In order for the Index to have any real chance of meeting that low, to sink into the high 70s and even beyond, the currency markets would have to reward austerity programs as part of a genuine theme...and the besotten governments of Euroland would have to stick with their budget cuts. I think it's safe to assume the U.S. government will not pursue any serious austerity program.

Turning to gold, its own daily chart shows a lower interday low despite the solid recovery in regular trading:



The body of today's candlestick is almost beside yesterday's, with the different-colored body indicating a reversal. It took some time for bargain-hunting to re-emerge in the overall spot market, but emerge it has.

Since the bargain hunting tends to tail off when the price approaches $1,200, there's no guarantee that any serious momentum has been built up even though buyers are looking favorably on evidence of another slowdown in the U.S. economy. The way things look now, there'll be more bad economic news coming. Should the gold market feed off that, the seeds will be planted for another upwards run. If not, then the metal will likely hang around the bargain range. Needless to say, the Eurocrisis premium is gone.

The summer doldrums continue, but today's performance shows there are limits to it.

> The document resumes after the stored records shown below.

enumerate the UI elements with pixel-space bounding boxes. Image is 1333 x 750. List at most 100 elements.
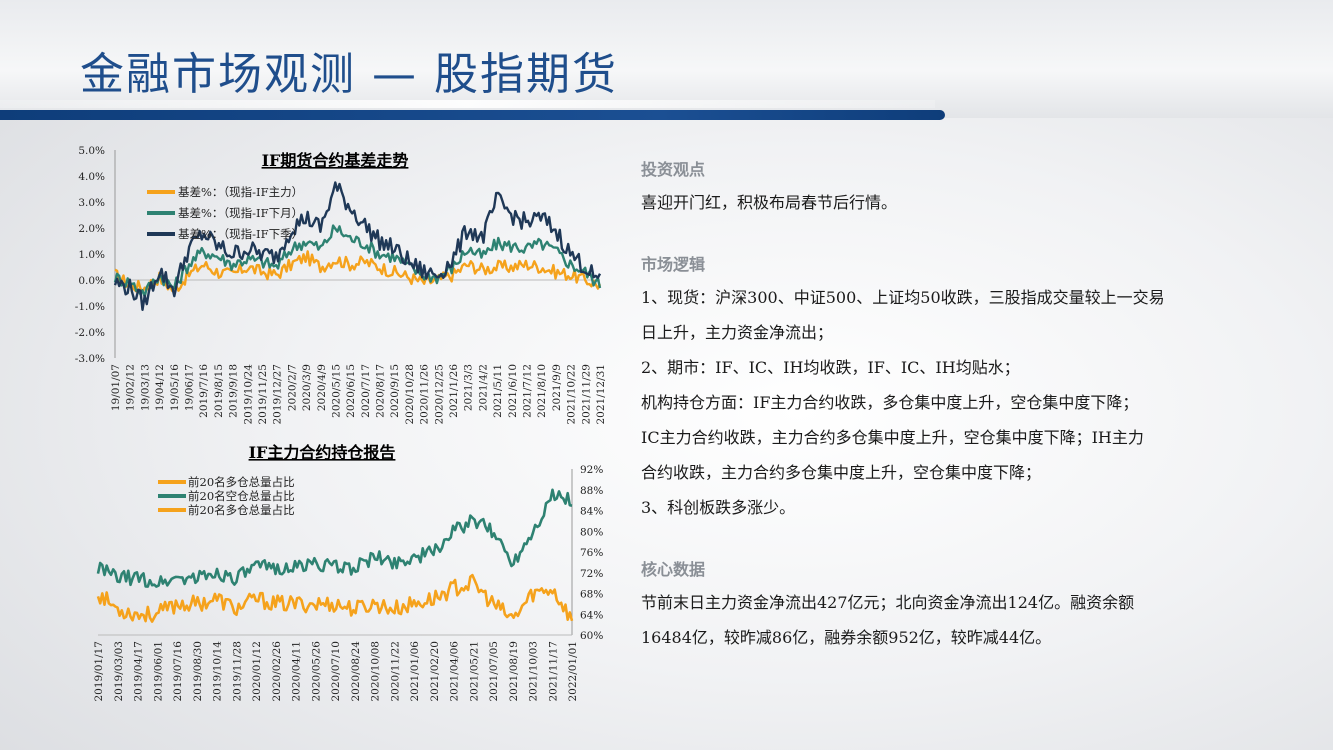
section-heading-view: 投资观点 bbox=[641, 160, 706, 179]
legend-label: 基差%：（现指-IF下月） bbox=[178, 206, 303, 220]
series-line-2 bbox=[113, 224, 602, 298]
logic-line: IC主力合约收跌，主力合约多仓集中度上升，空仓集中度下降；IH主力 bbox=[641, 428, 1144, 447]
x-tick-label: 2020/5/15 bbox=[330, 364, 342, 418]
x-tick-label: 2021/11/29 bbox=[580, 364, 592, 425]
header-band bbox=[0, 0, 1333, 118]
section-heading-data: 核心数据 bbox=[641, 560, 706, 579]
header-highlight bbox=[0, 100, 935, 108]
legend-label: 基差%：（现指-IF主力） bbox=[178, 185, 303, 199]
data-line: 16484亿，较昨减86亿，融券余额952亿，较昨减44亿。 bbox=[641, 628, 1052, 647]
x-tick-label: 2021/7/12 bbox=[522, 364, 534, 418]
x-tick-label: 2022/01/01 bbox=[567, 641, 579, 702]
x-tick-label: 2021/4/2 bbox=[477, 364, 489, 411]
y-tick-label: 1.0% bbox=[78, 249, 105, 261]
x-tick-label: 2019/08/30 bbox=[192, 641, 204, 702]
x-tick-label: 2019/10/24 bbox=[242, 364, 254, 425]
x-tick-label: 2020/07/10 bbox=[330, 641, 342, 702]
x-tick-label: 2021/8/10 bbox=[536, 364, 548, 418]
y-tick-label: 88% bbox=[580, 485, 603, 497]
x-tick-label: 2020/04/11 bbox=[291, 641, 303, 702]
chart-title: IF期货合约基差走势 bbox=[262, 151, 409, 170]
x-tick-label: 2020/4/9 bbox=[316, 364, 328, 411]
x-tick-label: 2020/08/24 bbox=[350, 641, 362, 702]
logic-line: 机构持仓方面：IF主力合约收跌，多仓集中度上升，空仓集中度下降； bbox=[641, 393, 1139, 412]
series-line-3 bbox=[113, 181, 602, 311]
x-tick-label: 2021/1/26 bbox=[448, 364, 460, 418]
x-tick-label: 2020/10/08 bbox=[370, 641, 382, 702]
x-tick-label: 2021/01/06 bbox=[409, 641, 421, 702]
legend-label: 前20名多仓总量占比 bbox=[188, 475, 295, 489]
logic-line: 1、现货：沪深300、中证500、上证均50收跌，三股指成交量较上一交易 bbox=[641, 288, 1165, 307]
y-tick-label: -3.0% bbox=[75, 353, 105, 365]
y-tick-label: 72% bbox=[580, 568, 603, 580]
y-tick-label: 0.0% bbox=[78, 275, 105, 287]
x-tick-label: 2021/9/9 bbox=[551, 364, 563, 411]
x-tick-label: 2019/11/28 bbox=[231, 641, 243, 702]
x-tick-label: 2021/04/06 bbox=[449, 641, 461, 702]
x-tick-label: 2019/01/17 bbox=[93, 641, 105, 702]
x-tick-label: 2019/8/15 bbox=[213, 364, 225, 418]
y-tick-label: 4.0% bbox=[78, 171, 105, 183]
y-tick-label: 60% bbox=[580, 630, 603, 642]
x-tick-label: 2019/07/16 bbox=[172, 641, 184, 702]
series-line-1 bbox=[114, 250, 602, 293]
x-tick-label: 2020/3/9 bbox=[301, 364, 313, 411]
x-tick-label: 2019/06/01 bbox=[152, 641, 164, 702]
x-tick-label: 2020/2/7 bbox=[286, 364, 298, 411]
y-tick-label: -1.0% bbox=[75, 301, 105, 313]
x-tick-label: 2019/04/17 bbox=[133, 641, 145, 702]
chart-title: IF主力合约持仓报告 bbox=[249, 443, 396, 462]
x-tick-label: 2021/05/21 bbox=[468, 641, 480, 702]
x-tick-label: 2020/11/22 bbox=[389, 641, 401, 702]
y-tick-label: -2.0% bbox=[75, 327, 105, 339]
position-chart-svg: IF主力合约持仓报告 92%88%84%80%76%72%68%64%60%20… bbox=[93, 443, 603, 702]
y-tick-label: 92% bbox=[580, 464, 603, 476]
x-tick-label: 19/03/13 bbox=[139, 364, 151, 411]
x-tick-label: 19/04/12 bbox=[154, 364, 166, 411]
x-tick-label: 2020/01/12 bbox=[251, 641, 263, 702]
x-tick-label: 2020/8/17 bbox=[375, 364, 387, 418]
x-tick-label: 2020/11/26 bbox=[419, 364, 431, 425]
x-tick-label: 2021/08/19 bbox=[508, 641, 520, 702]
y-tick-label: 80% bbox=[580, 526, 603, 538]
x-tick-label: 2019/7/16 bbox=[198, 364, 210, 418]
basis-chart-svg: IF期货合约基差走势 5.0% 4.0% 3.0% 2.0% 1.0% 0.0% -1.0%… bbox=[75, 145, 607, 425]
y-tick-label: 68% bbox=[580, 589, 603, 601]
x-tick-label: 2021/10/03 bbox=[528, 641, 540, 702]
x-tick-label: 2020/02/26 bbox=[271, 641, 283, 702]
x-tick-label: 2021/5/11 bbox=[492, 364, 504, 418]
y-tick-label: 3.0% bbox=[78, 197, 105, 209]
x-tick-label: 2019/9/18 bbox=[228, 364, 240, 418]
y-tick-label: 64% bbox=[580, 609, 603, 621]
x-tick-label: 2020/10/28 bbox=[404, 364, 416, 425]
x-tick-label: 2020/05/26 bbox=[310, 641, 322, 702]
legend-label: 基差%：（现指-IF下季） bbox=[178, 227, 303, 241]
x-tick-label: 2019/03/03 bbox=[113, 641, 125, 702]
x-tick-label: 2021/6/10 bbox=[507, 364, 519, 418]
x-tick-label: 19/06/17 bbox=[183, 364, 195, 411]
x-tick-label: 2020/12/25 bbox=[433, 364, 445, 425]
x-tick-label: 19/01/07 bbox=[110, 364, 122, 411]
legend-label: 前20名空仓总量占比 bbox=[188, 489, 295, 503]
view-line: 喜迎开门红，积极布局春节后行情。 bbox=[641, 193, 898, 212]
header-rule bbox=[0, 110, 945, 120]
x-tick-label: 19/02/12 bbox=[125, 364, 137, 411]
logic-line: 3、科创板跌多涨少。 bbox=[641, 498, 796, 517]
x-tick-label: 2020/9/15 bbox=[389, 364, 401, 418]
x-tick-label: 2020/6/15 bbox=[345, 364, 357, 418]
x-tick-label: 2019/10/14 bbox=[212, 641, 224, 702]
logic-line: 合约收跌，主力合约多仓集中度上升，空仓集中度下降； bbox=[641, 463, 1042, 482]
x-tick-label: 2021/12/31 bbox=[595, 364, 607, 425]
position-chart: IF主力合约持仓报告 92% 88% 84% 80% 76% 72% 68% 64% 60% 20… bbox=[80, 440, 625, 744]
commentary-panel: 投资观点 喜迎开门红，积极布局春节后行情。 市场逻辑 1、现货：沪深300、中证… bbox=[641, 155, 1281, 655]
y-tick-label: 2.0% bbox=[78, 223, 105, 235]
page-title: 金融市场观测 — 股指期货 bbox=[80, 49, 618, 100]
x-tick-label: 2021/11/17 bbox=[547, 641, 559, 702]
y-tick-label: 5.0% bbox=[78, 145, 105, 157]
section-heading-logic: 市场逻辑 bbox=[641, 255, 706, 274]
x-tick-label: 2021/07/05 bbox=[488, 641, 500, 702]
x-tick-label: 2021/02/20 bbox=[429, 641, 441, 702]
logic-line: 2、期市：IF、IC、IH均收跌，IF、IC、IH均贴水； bbox=[641, 358, 1020, 377]
x-tick-label: 2021/10/22 bbox=[566, 364, 578, 425]
series-line-1 bbox=[96, 573, 574, 623]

A post-pit Reuters report ascribed today's rally to technical buying and worries about the U.S. economy. Amongst the points therein, these were included:
* Strong technical buying at below key support level
$1,175-1,180 and short covering lifting August gold - Sean Lusk at
PFGBest.

* Gold prices supported after data showed U.S. housing starts hit their lowest level in eight months in June.

* Independent investor Dennis Gartman said in a Monday note that he has halved his gold holdings after recent selling.
Regarding Gartman, a question needs to be asked: is his selling rational risk management, or is is capitulation? (Is it both?) The way the market took it suggests capitulation, if only from a short-term perspective. Evidently, he sees no driver on the horizon to push gold up.

Despite that lack of overall bullishness, there's still firm support at just below today's closing levels. Bargain hunting lives, and will continue to do so unless the gold market is poleaxed. Now that the Eurocrisis premium is basically gone, there's no poleaxe visible that would cause it. Only technical selling would do so, and that's likely to have only a short-term effect.